The pipeline is structural, not procedural.

  • Discovery observes the package
  • Planning decides what should happen
  • Execution applies (or simulates) those decisions

There is no configuration-driven step execution at runtime.
All behavior is made explicit in the plan.


Phase Responsibilities

1. Discovery (Read-only)

Purpose

Establish the structural truth of the package.

Behavior

  • Scans maps, topics, and media
  • Classifies artifacts by observable structure
  • Builds a dependency graph
  • Records relationships and invariants
  • Identifies unsafe or ambiguous constructs

Outputs

  • Discovery inventory
  • Graph (nodes + edges)
  • Structural summary

Failure semantics

  • Fails fast on invalid XML
  • Refuses to guess when structure is ambiguous

Discovery answers one question:

What actually exists in this package?


2. Planning (Deterministic, Non-destructive)

Purpose

Translate discovery results into an explicit execution plan.

Behavior

  • Applies deterministic planning rules
  • Produces ordered, schema-validated actions
  • Records why each action exists
  • Produces no side effects

Typical planned actions include

  • Selecting the true main map
  • Copying maps, topics, and media into a sandbox
  • Renaming the main map deterministically
  • Wrapping map content under generated topicrefs
  • Refactoring glossary content (if configured)

Important

Planning contains no executable logic.
It only describes what would happen if execution were allowed.

Failure semantics

  • Fails if required invariants cannot be proven
  • Produces an empty plan rather than unsafe actions

Planning answers a different question:

What actions are safe, explicit, and justifiable?

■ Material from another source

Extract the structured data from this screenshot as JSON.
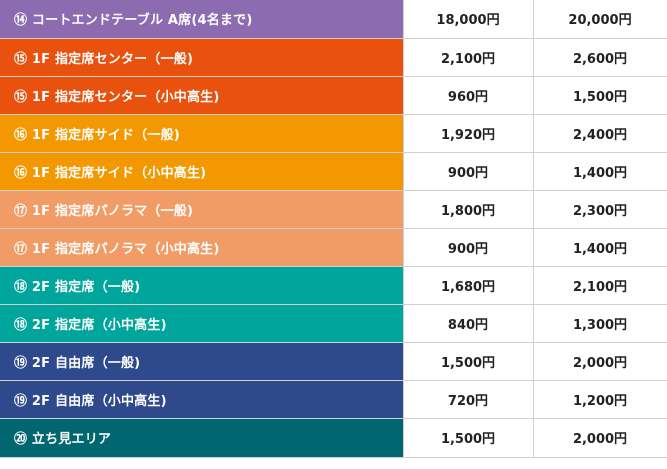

3. Execution (Explicit and Bounded)

Purpose

Apply a validated plan using a concrete executor.

Behavior

  • Executes actions strictly in plan order
  • Resolves all paths via source_root and sandbox
  • Enforces mutation policy
  • Records an immutable execution report

Execution modes

  • Dry-run (default)
  • Simulates all actions
  • Never mutates the filesystem

  • Filesystem execution (--apply)

  • Mutates only within the sandbox
  • Requires explicit permission

Failure semantics

  • Action-level validation failures stop execution
  • Recoverable conditions produce skipped results
  • Every outcome is recorded

Execution answers the final question:

What actually happened when this plan was applied?


About “Steps” (Important Clarification)

Earlier versions of the system used runtime-configured steps such as:

  • RemoveIndexMap
  • RenameMainMap
  • ProcessMaps
  • RefactorGlossary

These are no longer runtime pipeline steps.

Today:

  • Their logic lives in planning rules
  • Their effects are realized via execution handlers
  • Ordering is enforced by the plan, not configuration

This change is intentional and eliminates: - hidden control flow - partial execution - step coupling


Structural Outcomes

After a successful applied execution:

  • Output exists only under the sandbox directory
  • Main map selection is explicit
  • Renames and refactors are deterministic
  • Topic hierarchy is normalized
  • Optional glossary refactors occur only if planned

If execution is dry-run, no files are written, by design.


Determinism and Failure Semantics

  • Discovery precedes planning
  • Planning precedes execution
  • Execution never invents behavior
  • No implicit retries or fallbacks
  • All failures are explicit and observable
  • Logs are supplemental, not authoritative

There is no “silent success.”


Summary

The pipeline is intentionally conservative:

  • Phases, not steps
  • Plans, not heuristics
  • Explicit mutation
  • Auditable outcomes

This design exists to make large, unreliable DITA packages safe to transform, not fast to process.

If the plan does not say it will happen, it will not happen.